A identificação do personagem histórico Adolf Hitler com o mal absoluto é tão abrangente que qualquer possibilidade de tornar humana sua figura é imediatamente recebida como uma afronta passível de punições. Caso de A queda! As últimas horas de Hitler (Der untergang – Hitler und das ende des III Reichs, Alemanha/Itália/Áustria, 2004), que estréia nacionalmente na sexta-feira 6. Trata-se da reconstituição do ocaso da Alemanha em 1945, visto a partir do bunker onde Hitler (Bruno Ganz) se suicidou com a esposa, Eva Braun (Juliane Köhler).

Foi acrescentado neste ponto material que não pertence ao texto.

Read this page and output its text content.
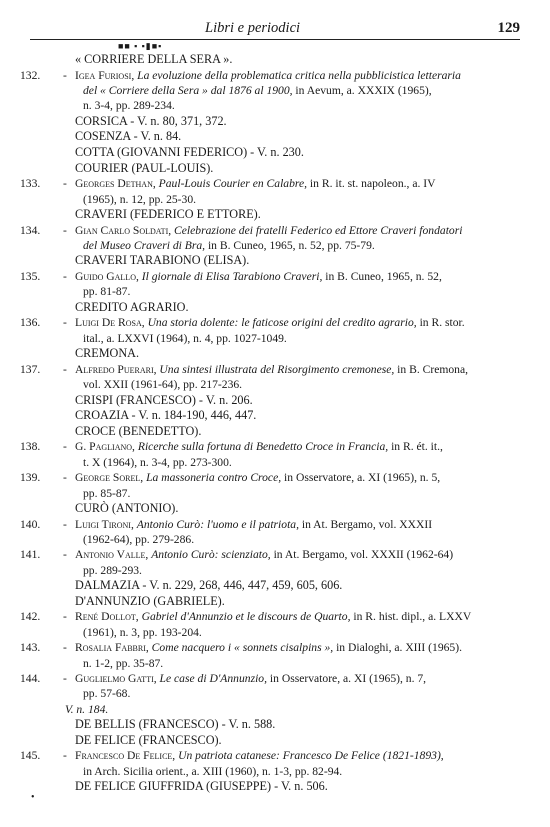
Libri e periodici	129
■■ ▪ ▪▮■▪
« CORRIERE DELLA SERA ».
132. - Igea Furiosi, La evoluzione della problematica critica nella pubblicistica letteraria
del « Corriere della Sera » dal 1876 al 1900, in Aevum, a. XXXIX (1965),
n. 3-4, pp. 289-234.
CORSICA - V. n. 80, 371, 372.
COSENZA - V. n. 84.
COTTA (GIOVANNI FEDERICO) - V. n. 230.
COURIER (PAUL-LOUIS).
133. - Georges Dethan, Paul-Louis Courier en Calabre, in R. it. st. napoleon., a. IV
(1965), n. 12, pp. 25-30.
CRAVERI (FEDERICO E ETTORE).
134. - Gian Carlo Soldati, Celebrazione dei fratelli Federico ed Ettore Craveri fondatori
del Museo Craveri di Bra, in B. Cuneo, 1965, n. 52, pp. 75-79.
CRAVERI TARABIONO (ELISA).
135. - Guido Gallo, Il giornale di Elisa Tarabiono Craveri, in B. Cuneo, 1965, n. 52,
pp. 81-87.
CREDITO AGRARIO.
136. - Luigi De Rosa, Una storia dolente: le faticose origini del credito agrario, in R. stor.
ital., a. LXXVI (1964), n. 4, pp. 1027-1049.
CREMONA.
137. - Alfredo Puerari, Una sintesi illustrata del Risorgimento cremonese, in B. Cremona,
vol. XXII (1961-64), pp. 217-236.
CRISPI (FRANCESCO) - V. n. 206.
CROAZIA - V. n. 184-190, 446, 447.
CROCE (BENEDETTO).
138. - G. Pagliano, Ricerche sulla fortuna di Benedetto Croce in Francia, in R. ét. it.,
t. X (1964), n. 3-4, pp. 273-300.
139. - George Sorel, La massoneria contro Croce, in Osservatore, a. XI (1965), n. 5,
pp. 85-87.
CURÒ (ANTONIO).
140. - Luigi Tironi, Antonio Curò: l'uomo e il patriota, in At. Bergamo, vol. XXXII
(1962-64), pp. 279-286.
141. - Antonio Valle, Antonio Curò: scienziato, in At. Bergamo, vol. XXXII (1962-64)
pp. 289-293.
DALMAZIA - V. n. 229, 268, 446, 447, 459, 605, 606.
D'ANNUNZIO (GABRIELE).
142. - René Dollot, Gabriel d'Annunzio et le discours de Quarto, in R. hist. dipl., a. LXXV
(1961), n. 3, pp. 193-204.
143. - Rosalia Fabbri, Come nacquero i « sonnets cisalpins », in Dialoghi, a. XIII (1965).
n. 1-2, pp. 35-87.
144. - Guglielmo Gatti, Le case di D'Annunzio, in Osservatore, a. XI (1965), n. 7,
pp. 57-68.
V. n. 184.
DE BELLIS (FRANCESCO) - V. n. 588.
DE FELICE (FRANCESCO).
145. - Francesco De Felice, Un patriota catanese: Francesco De Felice (1821-1893),
in Arch. Sicilia orient., a. XIII (1960), n. 1-3, pp. 82-94.
DE FELICE GIUFFRIDA (GIUSEPPE) - V. n. 506.
•
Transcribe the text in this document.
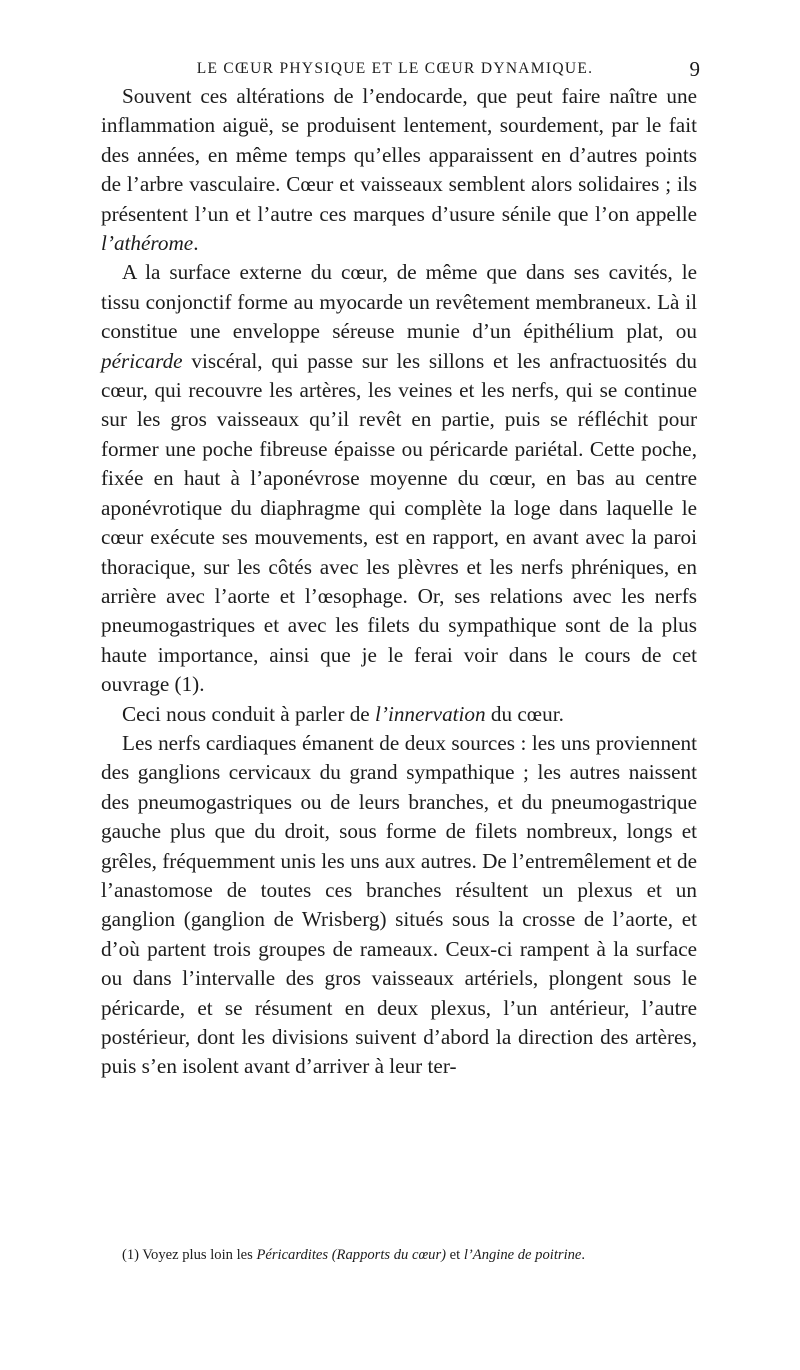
LE CŒUR PHYSIQUE ET LE CŒUR DYNAMIQUE.	9

Souvent ces altérations de l’endocarde, que peut faire naître une inflammation aiguë, se produisent lentement, sourdement, par le fait des années, en même temps qu’elles apparaissent en d’autres points de l’arbre vasculaire. Cœur et vaisseaux semblent alors solidaires ; ils présentent l’un et l’autre ces marques d’usure sénile que l’on appelle l’athérome.

A la surface externe du cœur, de même que dans ses cavités, le tissu conjonctif forme au myocarde un revêtement membraneux. Là il constitue une enveloppe séreuse munie d’un épithélium plat, ou péricarde viscéral, qui passe sur les sillons et les anfractuosités du cœur, qui recouvre les artères, les veines et les nerfs, qui se continue sur les gros vaisseaux qu’il revêt en partie, puis se réfléchit pour former une poche fibreuse épaisse ou péricarde pariétal. Cette poche, fixée en haut à l’aponévrose moyenne du cœur, en bas au centre aponévrotique du diaphragme qui complète la loge dans laquelle le cœur exécute ses mouvements, est en rapport, en avant avec la paroi thoracique, sur les côtés avec les plèvres et les nerfs phréniques, en arrière avec l’aorte et l’œsophage. Or, ses relations avec les nerfs pneumogastriques et avec les filets du sympathique sont de la plus haute importance, ainsi que je le ferai voir dans le cours de cet ouvrage (1).

Ceci nous conduit à parler de l’innervation du cœur.

Les nerfs cardiaques émanent de deux sources : les uns proviennent des ganglions cervicaux du grand sympathique ; les autres naissent des pneumogastriques ou de leurs branches, et du pneumogastrique gauche plus que du droit, sous forme de filets nombreux, longs et grêles, fréquemment unis les uns aux autres. De l’entremêlement et de l’anastomose de toutes ces branches résultent un plexus et un ganglion (ganglion de Wrisberg) situés sous la crosse de l’aorte, et d’où partent trois groupes de rameaux. Ceux-ci rampent à la surface ou dans l’intervalle des gros vaisseaux artériels, plongent sous le péricarde, et se résument en deux plexus, l’un antérieur, l’autre postérieur, dont les divisions suivent d’abord la direction des artères, puis s’en isolent avant d’arriver à leur ter-

(1) Voyez plus loin les Péricardites (Rapports du cœur) et l’Angine de poitrine.
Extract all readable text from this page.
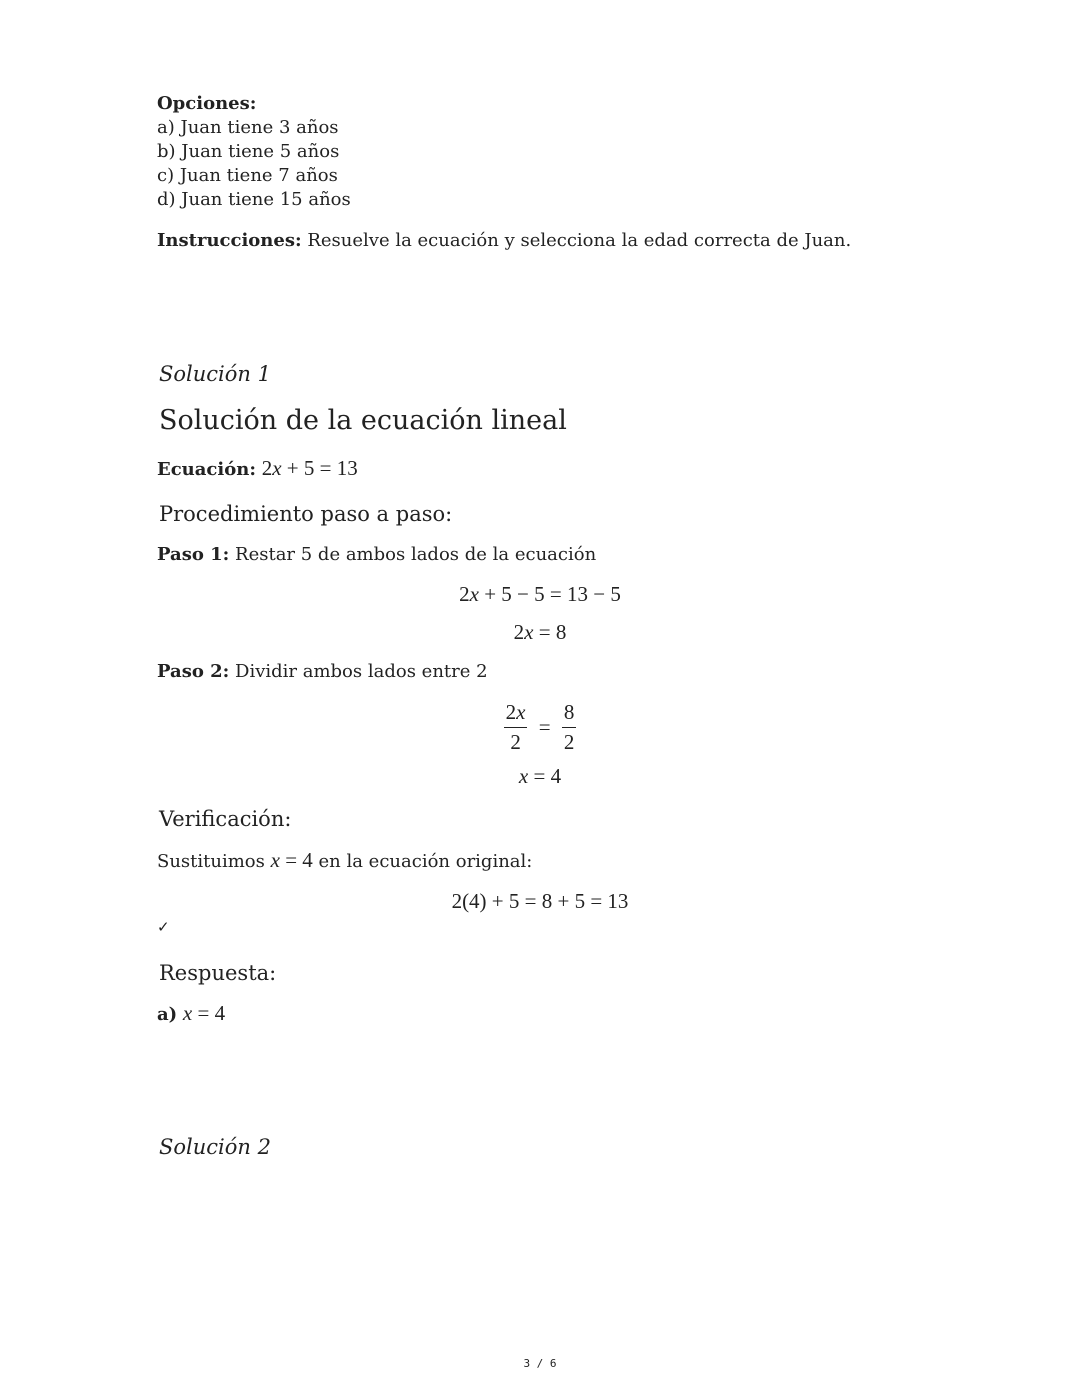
Opciones:
a) Juan tiene 3 años
b) Juan tiene 5 años
c) Juan tiene 7 años
d) Juan tiene 15 años
Instrucciones: Resuelve la ecuación y selecciona la edad correcta de Juan.
Solución 1
Solución de la ecuación lineal
Ecuación: 2x + 5 = 13
Procedimiento paso a paso:
Paso 1: Restar 5 de ambos lados de la ecuación
2x + 5 − 5 = 13 − 5
2x = 8
Paso 2: Dividir ambos lados entre 2
$\frac{2x}{2} = \frac{8}{2}$
x = 4
Verificación:
Sustituimos x = 4 en la ecuación original:
2(4) + 5 = 8 + 5 = 13
✓
Respuesta:
a) x = 4
Solución 2
3 / 6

Para o espectador comum, o fato de Hitler gostar de crianças, apreciar chocolate ou ser um galanteador pródigo em olhares é o que menos choca no filme de Oliver Hirschbiegel, inspirado nos livros do historiador Joachim Fest e da secretária particular do führer, Traudl Junge (Alexandra Maria Lara). O horror está na maneira como o ditador fascina homens e mulheres que se curvavam diante dele, um ser histérico, com as mãos trêmulas devido ao mal de Parkinson, classificado pela jovem esposa como “monótono, vegetariano e apaixonado por cachorros”. Depois de vê-la tresloucada, com uma taça de champanhe nas mãos, querendo dançar um “swing” enquanto o ministro da Propaganda, Joseph Goebells (Ulrich Matthes), mata a mulher e se suicida após envenenar os seis filhos, é como assistir a um pesadelo. Ganz, elogiado pelo próprio Fest, domina o filme. Ele faz questão de tornar Hitler uma figura banal. Só assim, despido dos clichês demoníacos, se pode entender a histeria coletiva que levou multidões a elegê-lo – e adorá-lo.